The Himalayas or Himalaya ( or ; Sanskrit: हिमालय, Urdu: ہمالیہ; from Sanskrit hima (snow) + ālaya (dwelling), literally meaning "abode of snow") is a mountain range in the Indian subcontinent which separates the Indo-Gangetic Plain from the Tibetan Plateau. This range is home to nine of the ten highest peaks on Earth, including the highest above sea level, Mount Everest. The Himalayas have profoundly shaped the cultures of South Asia. Many Himalayan peaks are sacred in both Buddhism and Hinduism.

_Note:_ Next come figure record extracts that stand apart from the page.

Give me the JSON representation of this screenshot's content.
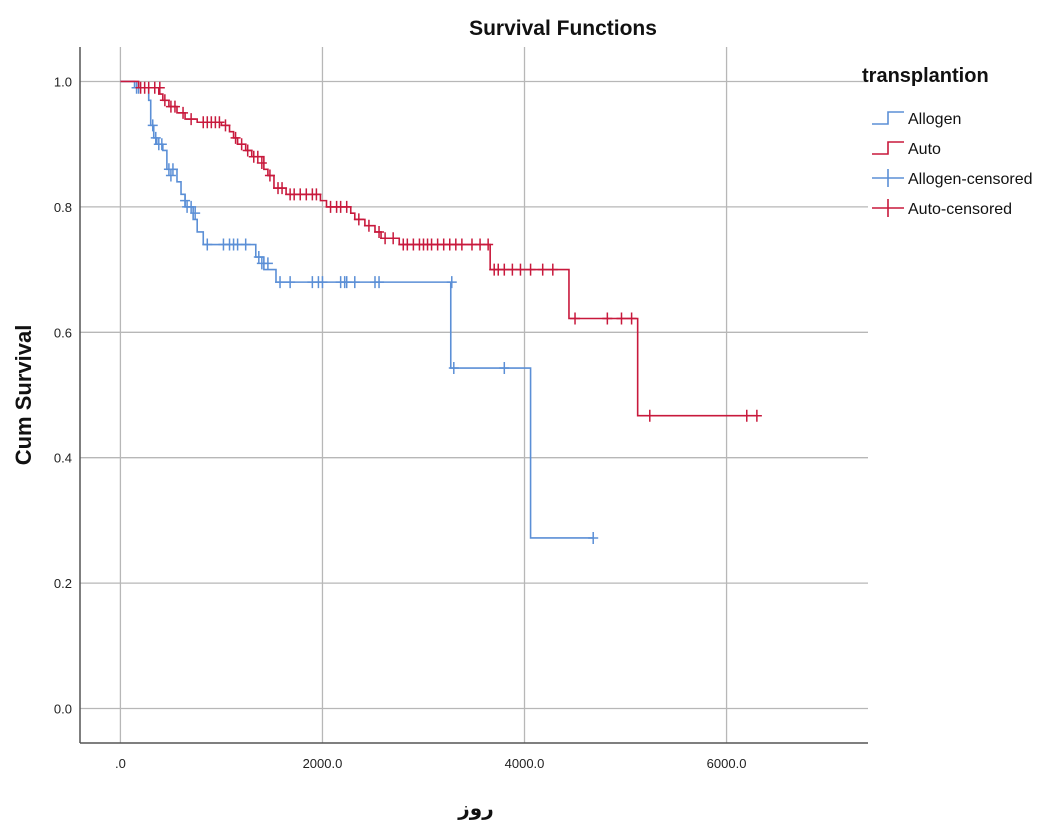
{
  "chart_data": {
    "type": "line",
    "subtype": "kaplan-meier step",
    "title": "Survival Functions",
    "xlabel": "روز",
    "ylabel": "Cum Survival",
    "xlim": [
      -400,
      7400
    ],
    "ylim": [
      -0.055,
      1.055
    ],
    "x_ticks": [
      0,
      2000,
      4000,
      6000
    ],
    "x_tick_labels": [
      ".0",
      "2000.0",
      "4000.0",
      "6000.0"
    ],
    "y_ticks": [
      0.0,
      0.2,
      0.4,
      0.6,
      0.8,
      1.0
    ],
    "y_tick_labels": [
      "0.0",
      "0.2",
      "0.4",
      "0.6",
      "0.8",
      "1.0"
    ],
    "grid": true,
    "legend": {
      "title": "transplantion",
      "placement": "right",
      "entries": [
        {
          "label": "Allogen",
          "kind": "step",
          "color": "#5b8fd6"
        },
        {
          "label": "Auto",
          "kind": "step",
          "color": "#c8193c"
        },
        {
          "label": "Allogen-censored",
          "kind": "censor",
          "color": "#5b8fd6"
        },
        {
          "label": "Auto-censored",
          "kind": "censor",
          "color": "#c8193c"
        }
      ]
    },
    "series": [
      {
        "name": "Allogen",
        "color": "#5b8fd6",
        "steps": [
          [
            0,
            1.0
          ],
          [
            140,
            0.99
          ],
          [
            280,
            0.97
          ],
          [
            300,
            0.93
          ],
          [
            330,
            0.91
          ],
          [
            360,
            0.9
          ],
          [
            420,
            0.89
          ],
          [
            460,
            0.86
          ],
          [
            560,
            0.84
          ],
          [
            600,
            0.82
          ],
          [
            640,
            0.8
          ],
          [
            720,
            0.78
          ],
          [
            760,
            0.76
          ],
          [
            820,
            0.74
          ],
          [
            1340,
            0.72
          ],
          [
            1420,
            0.7
          ],
          [
            1540,
            0.68
          ],
          [
            3270,
            0.543
          ],
          [
            4060,
            0.272
          ]
        ],
        "end_x": 4680,
        "censored": [
          [
            160,
            0.99
          ],
          [
            180,
            0.99
          ],
          [
            320,
            0.93
          ],
          [
            350,
            0.91
          ],
          [
            380,
            0.9
          ],
          [
            410,
            0.9
          ],
          [
            480,
            0.86
          ],
          [
            500,
            0.85
          ],
          [
            520,
            0.86
          ],
          [
            640,
            0.81
          ],
          [
            660,
            0.8
          ],
          [
            700,
            0.8
          ],
          [
            740,
            0.79
          ],
          [
            860,
            0.74
          ],
          [
            1020,
            0.74
          ],
          [
            1080,
            0.74
          ],
          [
            1120,
            0.74
          ],
          [
            1160,
            0.74
          ],
          [
            1240,
            0.74
          ],
          [
            1370,
            0.72
          ],
          [
            1400,
            0.71
          ],
          [
            1460,
            0.71
          ],
          [
            1580,
            0.68
          ],
          [
            1680,
            0.68
          ],
          [
            1900,
            0.68
          ],
          [
            1960,
            0.68
          ],
          [
            2000,
            0.68
          ],
          [
            2180,
            0.68
          ],
          [
            2220,
            0.68
          ],
          [
            2240,
            0.68
          ],
          [
            2320,
            0.68
          ],
          [
            2520,
            0.68
          ],
          [
            2560,
            0.68
          ],
          [
            3280,
            0.68
          ],
          [
            3300,
            0.543
          ],
          [
            3800,
            0.543
          ],
          [
            4680,
            0.272
          ]
        ]
      },
      {
        "name": "Auto",
        "color": "#c8193c",
        "steps": [
          [
            0,
            1.0
          ],
          [
            180,
            0.99
          ],
          [
            380,
            0.98
          ],
          [
            420,
            0.97
          ],
          [
            480,
            0.96
          ],
          [
            560,
            0.95
          ],
          [
            640,
            0.94
          ],
          [
            760,
            0.935
          ],
          [
            1000,
            0.93
          ],
          [
            1080,
            0.92
          ],
          [
            1120,
            0.91
          ],
          [
            1160,
            0.9
          ],
          [
            1240,
            0.89
          ],
          [
            1300,
            0.88
          ],
          [
            1420,
            0.86
          ],
          [
            1460,
            0.85
          ],
          [
            1520,
            0.83
          ],
          [
            1640,
            0.82
          ],
          [
            1980,
            0.81
          ],
          [
            2040,
            0.8
          ],
          [
            2280,
            0.79
          ],
          [
            2320,
            0.78
          ],
          [
            2420,
            0.77
          ],
          [
            2520,
            0.76
          ],
          [
            2580,
            0.75
          ],
          [
            2760,
            0.74
          ],
          [
            3660,
            0.7
          ],
          [
            4440,
            0.622
          ],
          [
            5120,
            0.467
          ]
        ],
        "end_x": 6300,
        "censored": [
          [
            200,
            0.99
          ],
          [
            240,
            0.99
          ],
          [
            280,
            0.99
          ],
          [
            340,
            0.99
          ],
          [
            390,
            0.99
          ],
          [
            440,
            0.97
          ],
          [
            500,
            0.96
          ],
          [
            540,
            0.96
          ],
          [
            620,
            0.95
          ],
          [
            700,
            0.94
          ],
          [
            820,
            0.935
          ],
          [
            860,
            0.935
          ],
          [
            900,
            0.935
          ],
          [
            940,
            0.935
          ],
          [
            980,
            0.935
          ],
          [
            1040,
            0.93
          ],
          [
            1140,
            0.91
          ],
          [
            1200,
            0.9
          ],
          [
            1260,
            0.89
          ],
          [
            1320,
            0.88
          ],
          [
            1360,
            0.88
          ],
          [
            1400,
            0.87
          ],
          [
            1480,
            0.85
          ],
          [
            1560,
            0.83
          ],
          [
            1600,
            0.83
          ],
          [
            1680,
            0.82
          ],
          [
            1720,
            0.82
          ],
          [
            1780,
            0.82
          ],
          [
            1840,
            0.82
          ],
          [
            1900,
            0.82
          ],
          [
            1940,
            0.82
          ],
          [
            2080,
            0.8
          ],
          [
            2140,
            0.8
          ],
          [
            2180,
            0.8
          ],
          [
            2240,
            0.8
          ],
          [
            2360,
            0.78
          ],
          [
            2460,
            0.77
          ],
          [
            2560,
            0.76
          ],
          [
            2620,
            0.75
          ],
          [
            2700,
            0.75
          ],
          [
            2800,
            0.74
          ],
          [
            2840,
            0.74
          ],
          [
            2900,
            0.74
          ],
          [
            2960,
            0.74
          ],
          [
            3000,
            0.74
          ],
          [
            3040,
            0.74
          ],
          [
            3080,
            0.74
          ],
          [
            3140,
            0.74
          ],
          [
            3200,
            0.74
          ],
          [
            3260,
            0.74
          ],
          [
            3320,
            0.74
          ],
          [
            3380,
            0.74
          ],
          [
            3480,
            0.74
          ],
          [
            3560,
            0.74
          ],
          [
            3640,
            0.74
          ],
          [
            3700,
            0.7
          ],
          [
            3740,
            0.7
          ],
          [
            3800,
            0.7
          ],
          [
            3880,
            0.7
          ],
          [
            3960,
            0.7
          ],
          [
            4060,
            0.7
          ],
          [
            4180,
            0.7
          ],
          [
            4280,
            0.7
          ],
          [
            4500,
            0.622
          ],
          [
            4820,
            0.622
          ],
          [
            4960,
            0.622
          ],
          [
            5060,
            0.622
          ],
          [
            5240,
            0.467
          ],
          [
            6200,
            0.467
          ],
          [
            6300,
            0.467
          ]
        ]
      }
    ]
  }
}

The Himalayas are bordered on the north by the Tibetan Plateau, on the south by the Indo-Gangetic Plain, on the northwest by the Karakoram and Hindu Kush ranges, and on the east by the Indian states of Assam and Arunachal Pradesh. The Hindu Kush, Karakoram and Himalayas form together the "Hindu Kush Himalayan Region" (HKH). The western anchor of the Himalayas—Nanga Parbat—lies just south of the northernmost bend of the Indus River, while the eastern anchor—Namcha Barwa—is situated just west of the great bend of the Yarlung Tsangpo River. The Himalayas span five countries: India, Nepal, Bhutan, China (Tibet), and Pakistan, with the first three countries having sovereignty over most of the range.
Lifted by the collision of the Indian tectonic plate with the Eurasian Plate, the Himalayan range runs northwest to southeast in a 2,400 kilometres (1,500 mi) long arc. The range varies in width from 400 kilometres (250 mi) in the west to 150 kilometres (93 mi) in the east. Besides the Greater Himalayas, there are several parallel lower ranges. The southernmost of these, located along the northern edge of the Indian plains and reaching about a thousand meters in altitude, are called the Sivalik Hills. Further north is a higher range, reaching two to three thousand meters, known as the Lower Himalayan Range.